GAGASANOPINI

Merdeka Tanpa Perikemanusiaan

BANGSA Indonesia telah merayakan hari kemerdekaannya yang ke 72 tahun, tentunya kemerdekaan bangsa Indonesia yang diproklamirkan oleh Soekarno dan Hatta pada 17 Agustus 1945 bertepatan dengan bulan suci ramadan, adalah merupakan karuniah tersendiri bagi umat Islam dan bangsa Indonesia.

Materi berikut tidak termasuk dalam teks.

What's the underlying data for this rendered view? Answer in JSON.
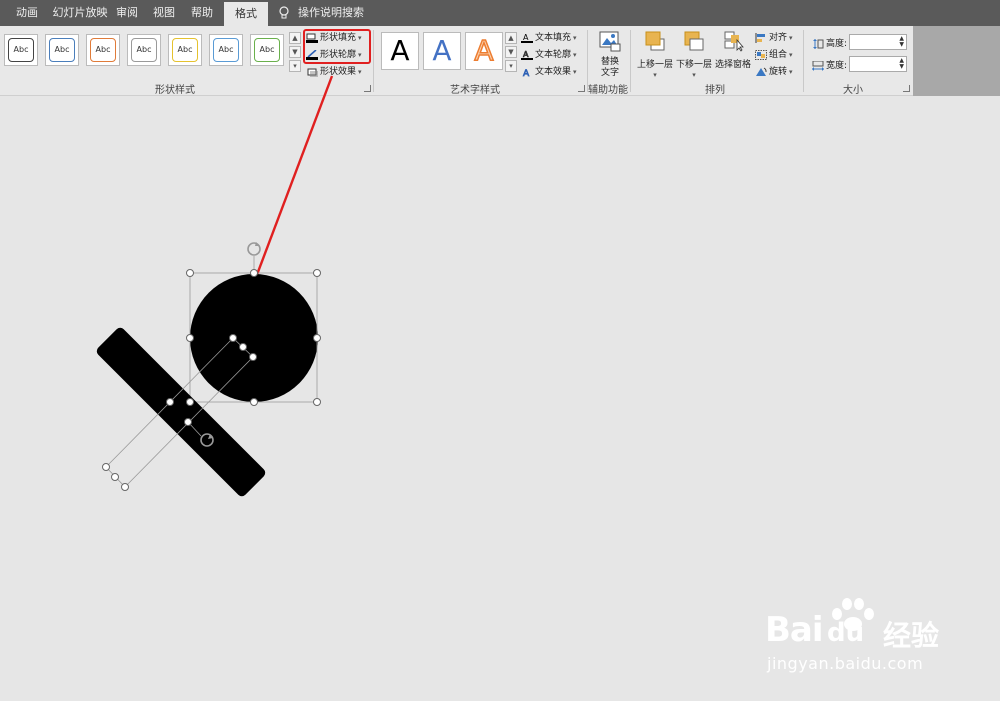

Beragam upacara seremonial pun dirayakan, mulai dari Presiden RI dan jajarannya dengan berpakaian adat dari berbagai suku di Indonesia menunjukkan keberagaman bangsa yang ada. Begitupun hingga rakyat jelata yang merayakan kemerdekaan dengan cara mereka masing-masing baik melakukan pawai atau sekedar memasang umbul-umbul dan bendera merah putih dihalaman rumah masing-masing.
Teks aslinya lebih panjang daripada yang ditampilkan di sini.